Ekspor komoditas unggulan, misalnya, minyak sawit terkendala peningkatan bea masuk oleh India dan batu bara ke China terhambat dampak perang dagang.
Menurut Enrico, tidak ada aturan yang melarang defisit transaksi berjalan di atas 3 persen, tetapi harus dibarengi stabilitas kurs rupiah. Proyeksi defisit yang sebesar 3 persen agar rupiah tidak terlampau di bawah nilai fundamentalnya. Defisit transaksi berjalan yang besar bisa dinilai sebagai upaya penyesuaian di tengah gejolak ekonomi global.
Defisit lebih rendah
Enrico menambahkan, defisit transaksi berjalan seharusnya bisa lebih rendah tahun 2019 karena strategi pengendalian impor dan peningkatan ekspor sudah terimplementasi. Jika defisit membesar, maka implementasi kebijakan belum optimal dan harus segera dievaluasi ulang. Selain impor barang konsumsi, impor barang modal infrastruktur mesti direm pada paruh pertama tahun 2019.

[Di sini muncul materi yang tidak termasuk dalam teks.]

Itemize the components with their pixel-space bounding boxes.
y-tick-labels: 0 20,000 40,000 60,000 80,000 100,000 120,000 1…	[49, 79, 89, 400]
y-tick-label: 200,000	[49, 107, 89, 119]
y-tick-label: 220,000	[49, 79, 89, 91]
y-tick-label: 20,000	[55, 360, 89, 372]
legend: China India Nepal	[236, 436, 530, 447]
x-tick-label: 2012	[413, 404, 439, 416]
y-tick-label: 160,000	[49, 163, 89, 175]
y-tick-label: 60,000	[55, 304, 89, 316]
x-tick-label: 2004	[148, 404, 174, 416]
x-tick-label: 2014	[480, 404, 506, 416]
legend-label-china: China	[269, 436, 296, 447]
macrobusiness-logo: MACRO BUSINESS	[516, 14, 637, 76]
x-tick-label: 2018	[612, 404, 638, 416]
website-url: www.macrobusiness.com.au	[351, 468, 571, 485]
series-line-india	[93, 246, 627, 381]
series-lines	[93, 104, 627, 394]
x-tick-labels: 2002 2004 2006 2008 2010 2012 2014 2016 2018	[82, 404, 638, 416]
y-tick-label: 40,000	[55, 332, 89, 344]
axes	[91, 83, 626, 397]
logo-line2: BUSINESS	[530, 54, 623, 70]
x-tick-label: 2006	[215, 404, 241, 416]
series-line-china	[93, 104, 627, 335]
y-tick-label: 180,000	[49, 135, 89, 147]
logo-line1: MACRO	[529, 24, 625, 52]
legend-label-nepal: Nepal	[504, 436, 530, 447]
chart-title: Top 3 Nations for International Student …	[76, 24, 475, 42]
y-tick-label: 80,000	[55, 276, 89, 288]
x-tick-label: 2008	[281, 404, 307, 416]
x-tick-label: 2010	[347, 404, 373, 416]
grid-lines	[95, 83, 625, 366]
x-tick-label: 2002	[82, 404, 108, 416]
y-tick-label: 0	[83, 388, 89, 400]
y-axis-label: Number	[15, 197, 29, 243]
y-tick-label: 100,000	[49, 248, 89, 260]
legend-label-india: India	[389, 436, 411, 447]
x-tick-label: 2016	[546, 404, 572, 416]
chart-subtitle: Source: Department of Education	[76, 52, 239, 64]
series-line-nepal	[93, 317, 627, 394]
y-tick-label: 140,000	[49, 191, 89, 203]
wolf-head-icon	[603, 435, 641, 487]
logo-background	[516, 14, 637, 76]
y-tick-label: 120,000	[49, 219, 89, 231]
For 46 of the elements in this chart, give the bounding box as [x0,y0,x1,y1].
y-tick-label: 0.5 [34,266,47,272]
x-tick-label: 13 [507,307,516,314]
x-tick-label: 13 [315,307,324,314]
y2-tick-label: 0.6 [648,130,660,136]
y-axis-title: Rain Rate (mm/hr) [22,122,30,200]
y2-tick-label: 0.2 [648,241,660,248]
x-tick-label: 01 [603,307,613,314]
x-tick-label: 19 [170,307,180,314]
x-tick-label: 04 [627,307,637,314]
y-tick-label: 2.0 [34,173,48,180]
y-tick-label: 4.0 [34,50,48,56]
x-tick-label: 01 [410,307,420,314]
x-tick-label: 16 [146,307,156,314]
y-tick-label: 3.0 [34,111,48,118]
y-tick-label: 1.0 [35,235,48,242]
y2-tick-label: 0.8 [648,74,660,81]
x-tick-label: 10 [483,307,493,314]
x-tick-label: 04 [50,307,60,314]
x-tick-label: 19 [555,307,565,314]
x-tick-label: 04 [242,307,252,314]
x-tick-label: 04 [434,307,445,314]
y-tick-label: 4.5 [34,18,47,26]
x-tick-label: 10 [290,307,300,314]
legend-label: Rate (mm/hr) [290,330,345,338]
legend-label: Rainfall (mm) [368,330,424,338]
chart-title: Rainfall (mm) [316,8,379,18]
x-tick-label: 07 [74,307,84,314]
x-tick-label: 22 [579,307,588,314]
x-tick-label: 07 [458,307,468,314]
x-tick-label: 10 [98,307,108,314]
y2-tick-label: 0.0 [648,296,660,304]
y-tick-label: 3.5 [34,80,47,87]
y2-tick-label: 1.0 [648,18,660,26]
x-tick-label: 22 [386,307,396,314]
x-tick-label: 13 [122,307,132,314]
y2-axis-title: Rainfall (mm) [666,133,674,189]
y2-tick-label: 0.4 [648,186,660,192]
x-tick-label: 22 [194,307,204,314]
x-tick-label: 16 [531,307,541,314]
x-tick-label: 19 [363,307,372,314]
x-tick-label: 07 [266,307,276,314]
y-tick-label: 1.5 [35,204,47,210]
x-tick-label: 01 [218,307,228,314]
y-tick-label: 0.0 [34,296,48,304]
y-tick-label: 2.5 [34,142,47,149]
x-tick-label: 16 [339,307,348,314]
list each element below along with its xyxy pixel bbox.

Direktur Riset Center of Reform on Economics (CORE) Indonesia Pieter Abdullah Redjalam mengatakan, defisit transaksi berjalan bisa ditekan 2,5 persen PDB jika neraca perdagangan surplus. Sedangkan, neraca perdagangan pada triwulan IV-2018 defisit 4,95 miliar dollar AS.
Neraca perdagangan Indonesia pada Januari-Desember 2018 defisit 8,57 miliar dollar AS dan merupakan yang terdalam sejak tahun 1975. Defisit terjadi karena impor mencapai 188,62 miliar dolllar AS, sementara ekspor sebesar 180,06 miliar dollar AS.

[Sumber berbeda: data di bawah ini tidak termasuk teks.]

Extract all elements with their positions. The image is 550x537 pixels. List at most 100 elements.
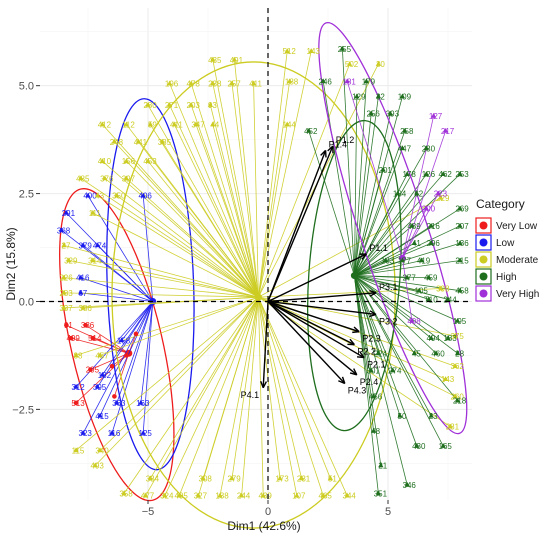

Pieter berpendapat, defisit perdagangan mendorong defisit transaksi berjalan triwulan IV-2018 semakin lebar berkisar 11-12 miliar dollar AS dengan rincian defisit jasa 1-2 miliar dollar AS, defisit pendapatan sekunder 1-2 miliar dollar AS, serta defisit pendapatan primer 7-8 miliar dollar AS. “Kuncinya harus bisa memperbaiki neraa perdagangan,” katanya.
Menteri Keuangan Sri Mulyani menuturkan, struktur neraca transksi berjalan dan neraca perdagangan yang masih defisit menjadi tantangan tahun 2019. Kebijakan pengendalian 1.147 barang konsumsi impor akan terus dioptimalkan. Selain itu, Bea Cukai akan secara konsistem mengevaluasi dampak kebijakan B20.
Sebelumnya, pemerintah merilis lima kebijakan untuk peningkatan daya saing ekspor dalam kurun 1-3 tahun yang terdiri dari perbaikan iklim usaha melalui sistem perizinan berusaha terintegrasi secara elektronik (online single submission/OSS), fasilitas insentif perpajakan, program vokasi, penyederhanaan prosedur untuk mengurangi biaya ekspor, dan pemilihan komoditas unggulan.